Mellowfruitfulness Sun 12-Jun-11 14:03:39

jackstarb, sometimes politicians have to change tack once they are elected, because they were unaware of the actual situation beforehand, or because the situation changes for some reason - I know that. And I think that might well be why Clegg decided to go back on his promise re tuition fees. But that still doesn't make it alright, imo. Better not to promise something if there's a chance you won't be able to deliver it.

As far as Cameron is concerned, he said 'No top down changes to the NHS' - and then proceeded to do just that. Only now, after a huge outcry, does he remember to include the experts in his 'listening' exercise. Well, better late than never, I suppose. Except that I don't for one minute believe the government has any intention of giving up on the destruction of the NHS. They'll just wait for a quieter moment and do it sneakily, bit by bit. The process has already been started anyway.

So no matter how much we protest, it seems that the only difference is that the government will do the same things but more slowly, less openly. That is not listening to anyone. That is manipulating and deceiving the voters imo. And it is not democracy, because we did not vote for it. Even the people who voted Tory and LibDem didn't vote for the changes in the NHS or higher ed - how could they, since they didn't know about them beforehand?

So I think many people voted for personalities - always a mistake, imo - rather than philosophies. Which means that when there's a power struggle, as in the Labour party, the whole bang shoot falls apart.

jackstarb Sun 12-Jun-11 14:35:07

I agree that the LibDems made foolish promises in the run up to the general election. In fact it cost them my vote.

The Coalition didn't have the full facts on the state of the economy before the election and so were forced to adjust their commitments. The information coming from the Balls leak certainly shows how poorly the economy was being run (even before the credit crunch).
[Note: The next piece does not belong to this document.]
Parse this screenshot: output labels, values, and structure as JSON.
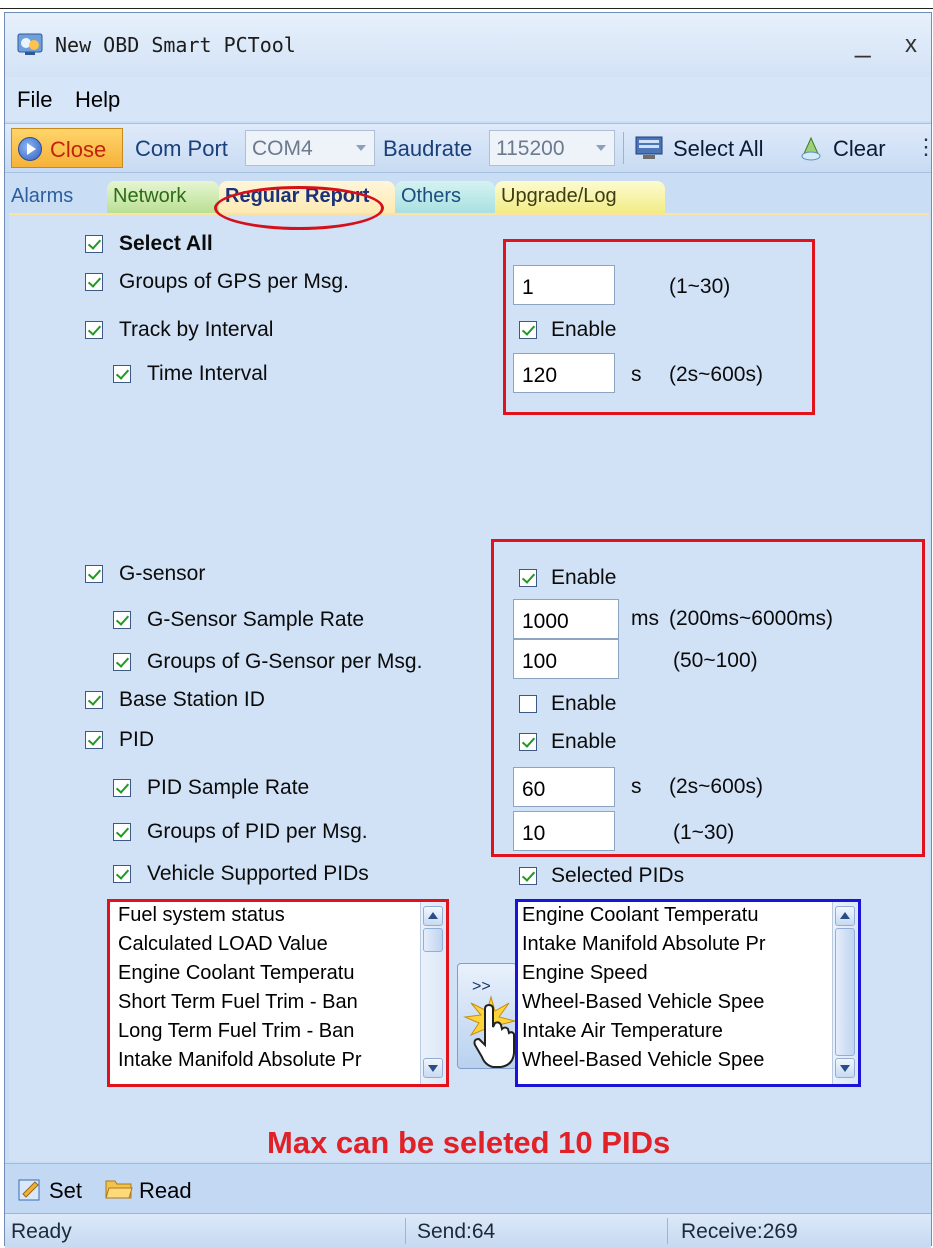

Also - Labour managed a large amount of health and education reforms 'by stealth'. Possibly because we trusted them. For the Tories it'll be an up hill struggle - and I actually think that's more healthy.

Though, of course, a future Labour government will also receive a healthy dose of cynicism.

solareclipse Sun 12-Jun-11 19:57:28

I don't think the Labour party has a philosophy.

Except to be nice to, erm, "hard-working people".